Add to this the new generations entering the labour market, who have their own needs and demands on employers, and the situation becomes even more complex. In this context, shortages of certain skills can become a challenge for both jobseekers and organizations.
What is a Skill Gap?
This term describes the gap between the skills required in the labour market and the skills available to candidates. This gap occurs due to the rapid development of technology, changes in the economy and the lack of appropriate educational programmes.
How can it be bridged?
Education and training
Investing in education and training programmes is essential. This can include updating curricula and programmes, developing new courses, providing on-the-job training and encouraging continuous learning.
Partnership between education and business
Cooperation between educational institutions and employers is a key factor. This can include establishing partnerships, creating apprenticeships and work-based learning programmes that respond to business needs.

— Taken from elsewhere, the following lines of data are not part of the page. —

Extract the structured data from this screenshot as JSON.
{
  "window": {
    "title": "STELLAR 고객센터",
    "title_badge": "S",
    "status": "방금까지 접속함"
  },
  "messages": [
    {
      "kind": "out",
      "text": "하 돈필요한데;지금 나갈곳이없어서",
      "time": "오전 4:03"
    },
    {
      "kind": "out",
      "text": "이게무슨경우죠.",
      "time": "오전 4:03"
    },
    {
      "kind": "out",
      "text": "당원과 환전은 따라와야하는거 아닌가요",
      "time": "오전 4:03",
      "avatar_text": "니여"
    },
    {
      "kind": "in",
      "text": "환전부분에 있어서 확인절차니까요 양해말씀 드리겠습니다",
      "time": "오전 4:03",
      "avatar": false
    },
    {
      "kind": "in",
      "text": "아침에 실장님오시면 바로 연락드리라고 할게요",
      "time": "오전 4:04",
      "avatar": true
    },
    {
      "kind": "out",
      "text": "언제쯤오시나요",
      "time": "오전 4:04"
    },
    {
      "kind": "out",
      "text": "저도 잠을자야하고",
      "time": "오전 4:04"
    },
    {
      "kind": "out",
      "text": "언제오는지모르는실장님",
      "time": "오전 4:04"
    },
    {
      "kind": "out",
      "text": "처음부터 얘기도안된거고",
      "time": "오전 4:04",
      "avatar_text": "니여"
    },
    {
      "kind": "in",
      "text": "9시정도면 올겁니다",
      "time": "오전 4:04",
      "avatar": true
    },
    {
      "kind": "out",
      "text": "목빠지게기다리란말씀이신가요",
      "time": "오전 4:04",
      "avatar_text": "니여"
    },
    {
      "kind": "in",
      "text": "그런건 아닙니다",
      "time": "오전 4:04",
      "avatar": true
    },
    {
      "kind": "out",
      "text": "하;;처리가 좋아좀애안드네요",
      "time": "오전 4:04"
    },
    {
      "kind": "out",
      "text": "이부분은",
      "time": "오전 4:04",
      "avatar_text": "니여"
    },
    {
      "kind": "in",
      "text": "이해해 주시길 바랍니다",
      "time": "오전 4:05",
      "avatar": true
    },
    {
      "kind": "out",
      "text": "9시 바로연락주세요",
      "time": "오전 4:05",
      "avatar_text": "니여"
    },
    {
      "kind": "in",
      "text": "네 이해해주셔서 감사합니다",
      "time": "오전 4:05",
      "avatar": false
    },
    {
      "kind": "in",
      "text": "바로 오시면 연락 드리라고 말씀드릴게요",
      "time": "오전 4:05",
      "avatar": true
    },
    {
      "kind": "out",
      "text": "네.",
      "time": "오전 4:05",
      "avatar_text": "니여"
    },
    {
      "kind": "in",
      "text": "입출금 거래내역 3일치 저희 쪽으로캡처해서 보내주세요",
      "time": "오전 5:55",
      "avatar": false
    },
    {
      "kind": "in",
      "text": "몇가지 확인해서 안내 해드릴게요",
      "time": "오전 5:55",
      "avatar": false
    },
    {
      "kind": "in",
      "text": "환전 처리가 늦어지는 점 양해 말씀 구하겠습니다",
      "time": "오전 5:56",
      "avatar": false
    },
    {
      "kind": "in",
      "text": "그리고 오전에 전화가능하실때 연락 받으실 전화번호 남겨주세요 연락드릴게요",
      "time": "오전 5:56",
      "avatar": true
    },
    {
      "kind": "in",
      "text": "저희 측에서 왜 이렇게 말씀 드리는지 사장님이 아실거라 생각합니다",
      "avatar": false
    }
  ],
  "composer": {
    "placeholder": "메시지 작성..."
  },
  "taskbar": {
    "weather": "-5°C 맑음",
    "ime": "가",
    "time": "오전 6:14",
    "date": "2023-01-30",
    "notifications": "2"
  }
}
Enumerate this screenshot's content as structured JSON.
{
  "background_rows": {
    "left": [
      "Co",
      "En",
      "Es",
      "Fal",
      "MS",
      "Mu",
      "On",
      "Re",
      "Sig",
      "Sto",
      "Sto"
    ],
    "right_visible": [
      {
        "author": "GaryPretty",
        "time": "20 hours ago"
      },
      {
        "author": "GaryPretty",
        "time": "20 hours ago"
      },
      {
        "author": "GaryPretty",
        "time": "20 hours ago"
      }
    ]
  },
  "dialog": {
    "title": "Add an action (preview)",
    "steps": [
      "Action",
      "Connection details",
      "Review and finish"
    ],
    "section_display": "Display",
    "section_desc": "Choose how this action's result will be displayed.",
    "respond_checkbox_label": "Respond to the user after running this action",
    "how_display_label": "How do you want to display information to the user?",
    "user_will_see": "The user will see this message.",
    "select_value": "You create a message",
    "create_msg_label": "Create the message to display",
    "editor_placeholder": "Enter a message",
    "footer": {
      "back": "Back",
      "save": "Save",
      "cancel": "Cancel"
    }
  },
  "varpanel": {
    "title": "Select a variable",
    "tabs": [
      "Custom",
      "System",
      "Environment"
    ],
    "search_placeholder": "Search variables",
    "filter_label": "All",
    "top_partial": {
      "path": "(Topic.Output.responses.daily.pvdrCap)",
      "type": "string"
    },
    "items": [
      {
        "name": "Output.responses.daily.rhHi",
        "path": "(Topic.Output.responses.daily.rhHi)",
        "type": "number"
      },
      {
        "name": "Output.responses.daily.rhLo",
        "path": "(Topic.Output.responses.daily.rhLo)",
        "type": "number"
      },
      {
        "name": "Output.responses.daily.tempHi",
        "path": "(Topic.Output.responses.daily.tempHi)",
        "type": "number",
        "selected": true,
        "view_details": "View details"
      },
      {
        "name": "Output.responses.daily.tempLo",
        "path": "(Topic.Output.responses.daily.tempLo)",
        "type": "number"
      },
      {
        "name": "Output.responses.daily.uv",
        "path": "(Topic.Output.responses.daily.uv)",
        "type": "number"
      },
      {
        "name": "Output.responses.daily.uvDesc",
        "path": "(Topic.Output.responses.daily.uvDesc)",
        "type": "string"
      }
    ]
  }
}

Mentoring and specialized academies to develop different skills
The accumulation of theoretical knowledge is undoubtedly at the heart of professionalism, but in recent years the need for additional work on career skills development has also come to the fore. This is particularly true for early career professionals who have yet to develop their working habits. Initiatives such as JobTiger’s Youth Career Academy (YCA), ISIC and the Business Foundation for Education can be extremely helpful in overcoming these difficulties for both employers and young people.
Career guidance and career choice promotion
Supporting pupils and students in choosing career pathways that meet labour market requirements is essential. This can include information campaigns, career guidance and mentoring.
Training and retraining programmes
Providing retraining and reskilling opportunities for workers can help reduce the skills gap. This can include training and support programmes for people who want to learn new skills or redirect their careers.
Information and statistics
Collecting and analyzing data on labour market condition and employer requirements can help identify skill gaps and target training and development efforts.
Bridging the skill gap is a process that requires cooperation between all stakeholders. It requires persistence and sustainability because it is a transition that does not happen overnight.
Personal responsibility to build skills and proactive behaviour are essential in a highly competitive work environment. Self-assessment and identification of missing skills is the first step to successfully addressing them.